Differences in the amino acid sequences of different subclasses of IgG (IgG1 to IgG4 in humans) can affect their binding affinity for different classes of activating (pro-inflammatory) or inhibitory (anti-inflammatory) Fcγ receptors[88]. Likewise, differences in the sequences of attached oligosaccharides may be critical for antibody function with the removal of terminal sialic acid resulting in increased anti-inflammatory activity[89,90]. Refinements of commercial immunoglobulin preparations with regard to IgG subclasses and oligosaccharide content may result in polyclonal immunoglobulin products with improved antiviral activity.

ADE is a mechanism by which virus-specific antibodies enhance viral entry into—and in some cases, replication in—monocytes/macrophages and granulocytic cells through interaction with Fcγ and/or complement receptors. ADE has been demonstrated in vitro using anti-dengue and anti-WNV antibodies and cells bearing Fcγ receptors, as well as in monkeys infused with anti-dengue antibodies[36,75,91,92,93]. ADE is the proposed mechanism responsible for Dengue hemorrhagic fever and Dengue shock syndrome, two clinical conditions that are frequently seen in patients infected with a second heterotropic infection or in infants with maternally transferred anti-Dengue antibodies. Infection with Dengue virus or any other flavivirus induces broadly cross-reactive, but weakly neutralizing as well as non-neutralizing antibodies[94,95]. ADE occurs when the concentration of neutralizing antibody falls below the stoichiometric threshold for neutralization and becomes sub-neutralizing. These preexisting sub-neutralizing (and non-neutralizing) antibodies and the infecting Dengue virus form complexes that bind to Fcγ receptor–bearing cells, leading to increased virus uptake and replication[36,37,75].

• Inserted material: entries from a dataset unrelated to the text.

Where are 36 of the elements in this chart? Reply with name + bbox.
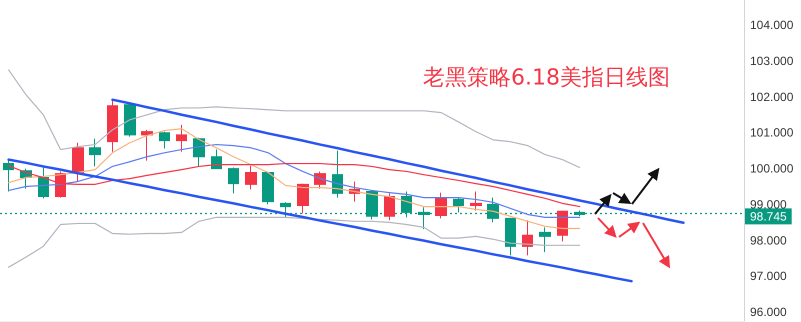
y-tick-label: 100.000 [750,162,794,176]
candlestick [505,218,516,256]
candlestick [262,170,274,205]
candlestick [245,165,257,190]
y-tick-label: 103.000 [750,54,794,68]
candlestick [522,220,533,256]
candlestick [141,129,153,162]
y-tick-label: 101.000 [750,126,794,140]
candlestick [3,158,14,192]
line-series [111,98,685,224]
candlestick [384,192,395,221]
candlestick [453,197,464,213]
y-tick-label: 104.000 [750,18,794,32]
candlestick [297,183,309,214]
candlestick [72,142,84,182]
candlestick [89,138,101,167]
candlestick [228,166,239,194]
candlestick [211,149,222,170]
y-tick-label: 96.000 [750,305,788,320]
candlestick [124,103,136,138]
y-tick-label: 102.000 [750,90,794,104]
candlestick [470,191,482,212]
text: 老黑策略6.18美指日线图 [423,66,670,90]
candlestick [176,124,187,152]
candlestick [159,131,170,149]
candlestick [38,166,49,199]
candlestick [107,99,118,152]
y-tick-label: 97.000 [750,269,788,284]
candlestick [314,170,326,190]
candlestick [280,202,291,218]
y-tick-label: 98.000 [750,233,788,248]
y-tick-label: 99.000 [750,197,788,212]
line-series [8,216,580,268]
candlestick [539,226,551,253]
ref-line-label: 98.745 [750,209,788,224]
candlestick [435,192,447,219]
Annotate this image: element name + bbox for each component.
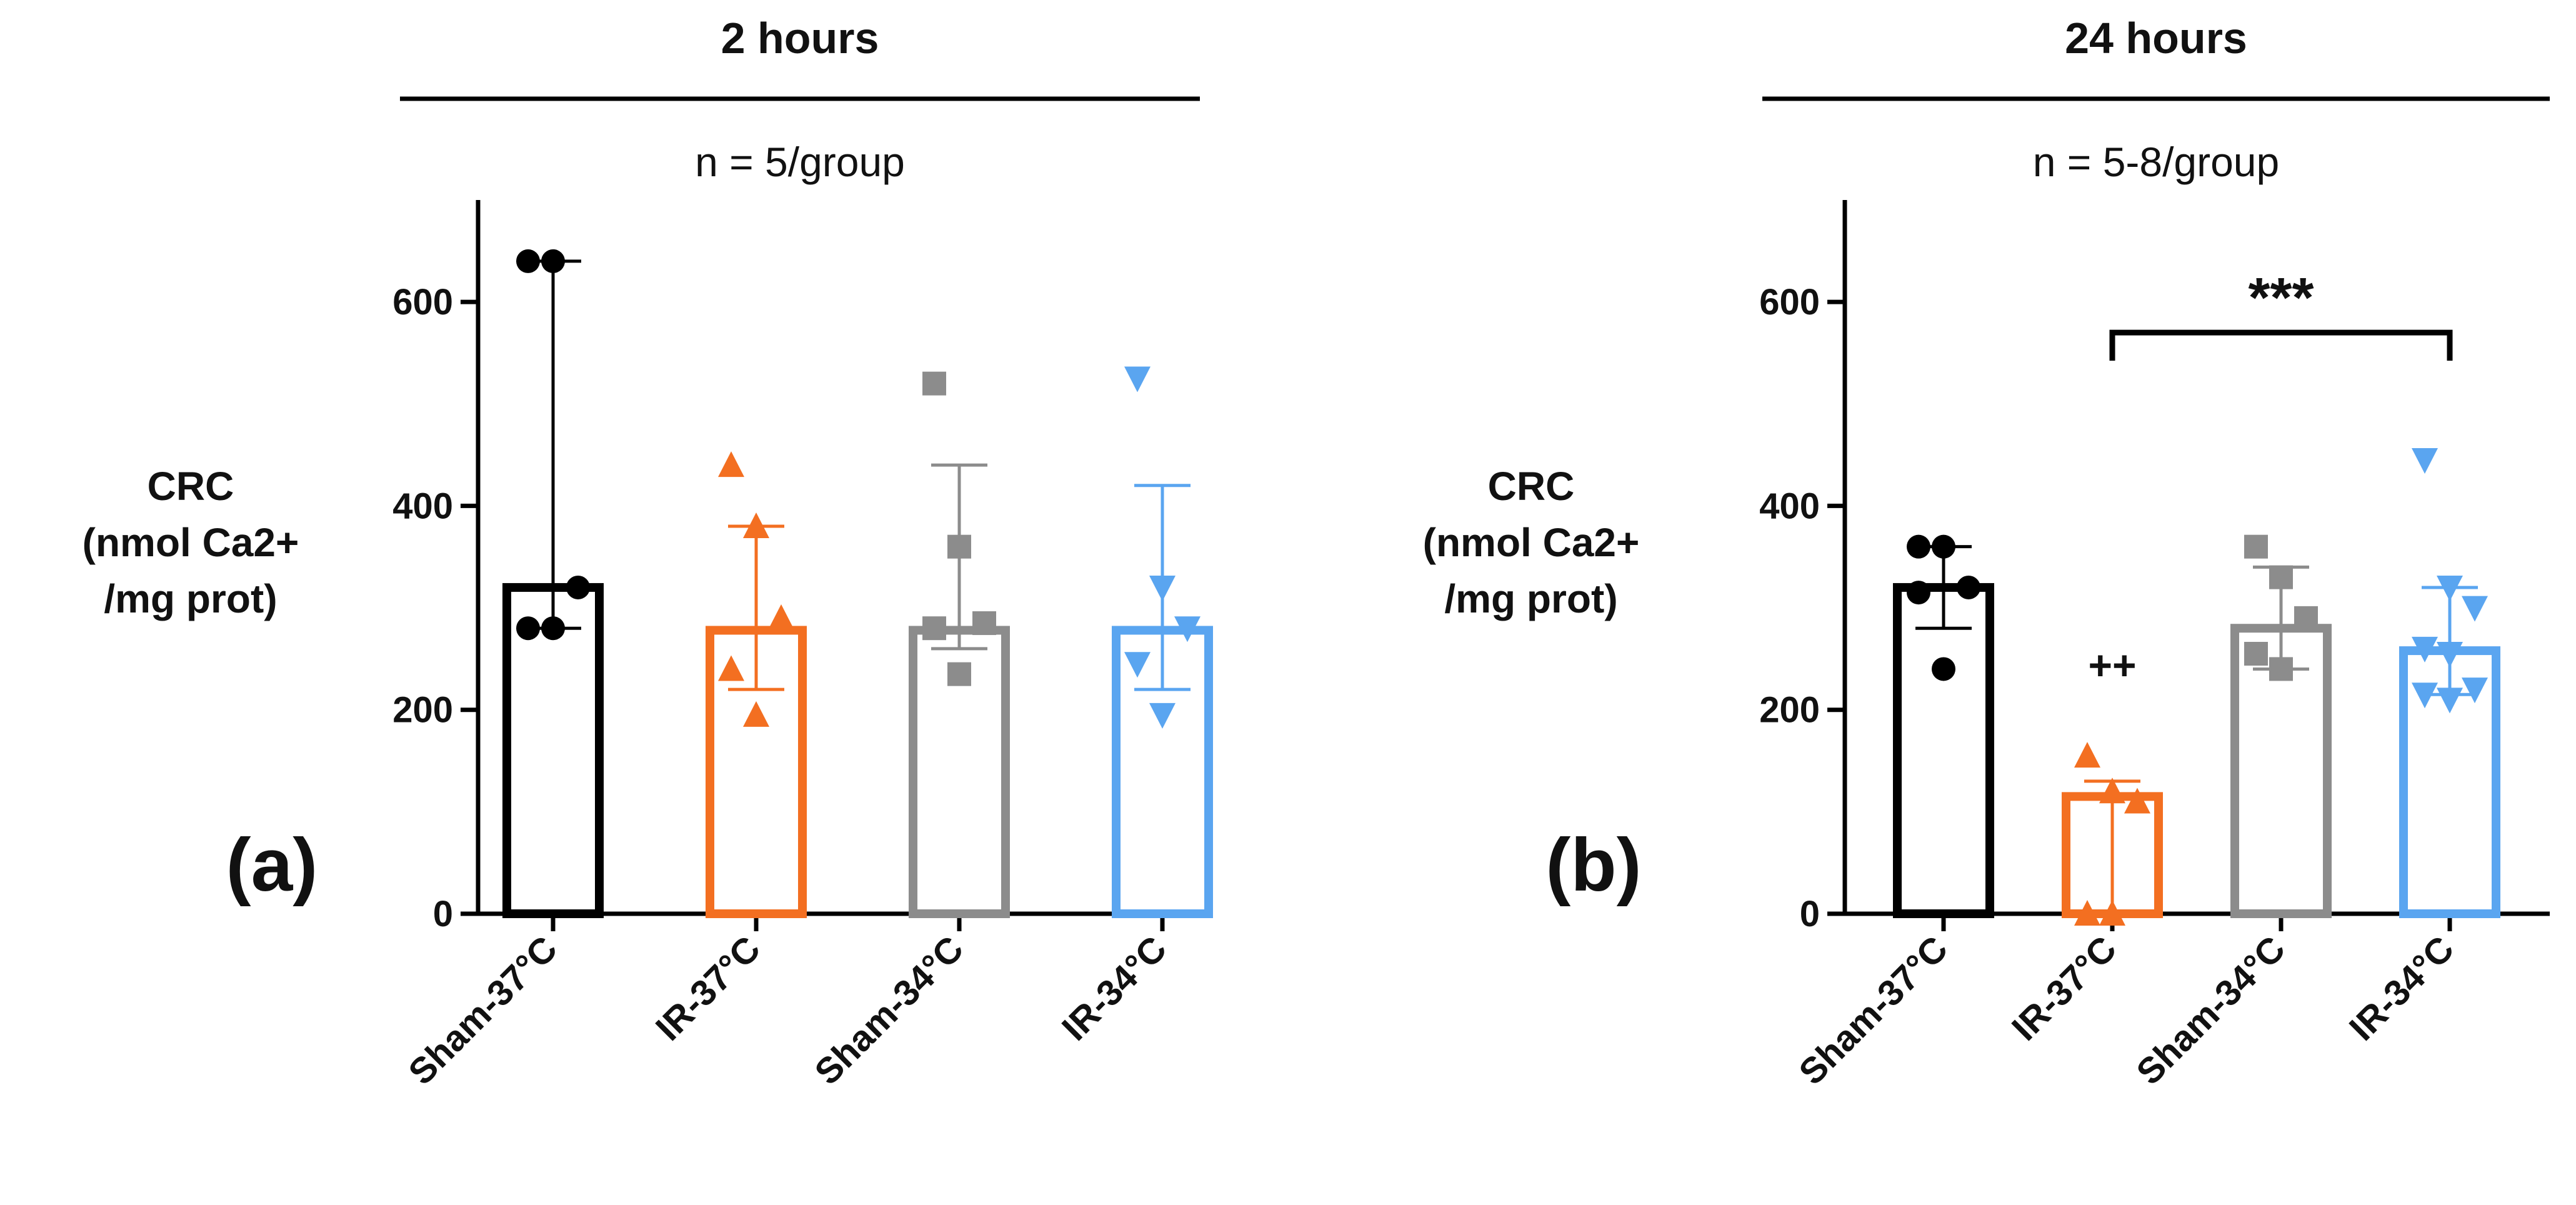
data-point	[2462, 678, 2488, 704]
data-point	[743, 701, 769, 727]
data-point	[1957, 575, 1980, 599]
data-point	[2244, 641, 2268, 666]
y-tick-label: 400	[392, 486, 453, 526]
data-point	[2294, 606, 2318, 630]
chart-subtitle: n = 5-8/group	[2033, 139, 2279, 185]
y-tick-label: 400	[1759, 486, 1820, 526]
significance-stars: ***	[2248, 267, 2314, 329]
data-point	[516, 249, 540, 273]
data-point	[1149, 575, 1176, 601]
y-tick-label: 0	[433, 894, 453, 934]
y-axis-label: CRC	[1488, 464, 1575, 509]
x-tick-label: IR-37°C	[2004, 928, 2124, 1048]
data-point	[2269, 565, 2293, 589]
chart-panel-b: 24 hours n = 5-8/group CRC (nmol Ca2+ /mg pr…	[1423, 14, 2550, 1092]
data-point	[1124, 366, 1151, 392]
x-tick-label: Sham-34°C	[807, 928, 971, 1092]
data-point	[768, 604, 794, 630]
data-point	[947, 662, 971, 686]
y-tick-label: 0	[1800, 894, 1820, 934]
data-point	[972, 611, 996, 636]
x-tick-label: IR-34°C	[2342, 928, 2462, 1048]
significance-bracket	[2109, 329, 2453, 361]
data-point	[2412, 682, 2438, 709]
y-tick-label: 600	[392, 282, 453, 322]
y-tick-label: 200	[392, 690, 453, 731]
data-point	[2074, 900, 2100, 926]
bar	[1893, 582, 1994, 918]
data-point	[1174, 616, 1201, 642]
data-point	[516, 616, 540, 641]
y-axis-label: /mg prot)	[1444, 576, 1617, 621]
data-point	[541, 616, 565, 641]
data-point	[947, 534, 971, 559]
data-point	[718, 451, 744, 478]
data-point	[2244, 534, 2268, 559]
data-point	[922, 371, 946, 396]
data-point	[1149, 702, 1176, 729]
data-point	[2099, 900, 2125, 926]
data-point	[2412, 448, 2438, 474]
x-tick-label: IR-34°C	[1054, 928, 1174, 1048]
chart-title: 24 hours	[2065, 14, 2247, 62]
data-point	[2412, 636, 2438, 662]
data-point	[2124, 788, 2150, 814]
y-axis-label: (nmol Ca2+	[82, 520, 299, 565]
data-point	[2074, 742, 2100, 768]
data-point	[2437, 688, 2463, 714]
y-axis-label: (nmol Ca2+	[1423, 520, 1640, 565]
data-point	[1124, 652, 1151, 678]
x-tick-label: IR-37°C	[648, 928, 768, 1048]
data-point	[2269, 657, 2293, 681]
x-tick-label: Sham-37°C	[1791, 928, 1955, 1092]
y-tick-label: 200	[1759, 690, 1820, 731]
data-point	[541, 249, 565, 273]
data-point	[1907, 534, 1930, 559]
chart-subtitle: n = 5/group	[695, 139, 905, 185]
data-point	[2099, 778, 2125, 804]
data-point	[2437, 641, 2463, 668]
chart-panel-a: 2 hours n = 5/group CRC (nmol Ca2+ /mg prot)…	[82, 14, 1213, 1092]
significance-marker: ++	[2088, 642, 2136, 688]
data-point	[2437, 575, 2463, 601]
x-tick-label: Sham-37°C	[401, 928, 565, 1092]
panel-label: (b)	[1545, 823, 1641, 907]
data-point	[1932, 534, 1955, 559]
panel-label: (a)	[226, 823, 318, 907]
y-tick-label: 600	[1759, 282, 1820, 322]
data-point	[743, 512, 769, 539]
y-axis-label: CRC	[147, 464, 234, 509]
y-axis-label: /mg prot)	[104, 576, 277, 621]
data-point	[566, 575, 590, 599]
data-point	[1907, 581, 1930, 605]
data-point	[2462, 596, 2488, 622]
chart-title: 2 hours	[721, 14, 879, 62]
x-tick-label: Sham-34°C	[2129, 928, 2293, 1092]
data-point	[1932, 657, 1955, 681]
data-point	[922, 616, 946, 641]
data-point	[718, 655, 744, 681]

Although the epitope of CR57 is highly conserved and mutated in only 1% of natural rabies virus isolates, another human nAb CR4098 was developed to complement CR57. nAbs CR57 and CR4098 recognize distinct epitopes and complementarily neutralize their escape mutants. The global coverage of natural rabies virus isolates by the CR57 and CR4098 cocktail is demonstrated by a spectrum of in vitro neutralization studies. Escape viruses are no longer obtainable in vitro under the selective pressure of a CR57 and CR4098 cocktail. A Syrian hamster animal study showed the CR57 and CR4098 cocktail is a safe and efficacious alternative to hyperimmune rabies immunoglobulin in rabies post exposure prophylaxis[57].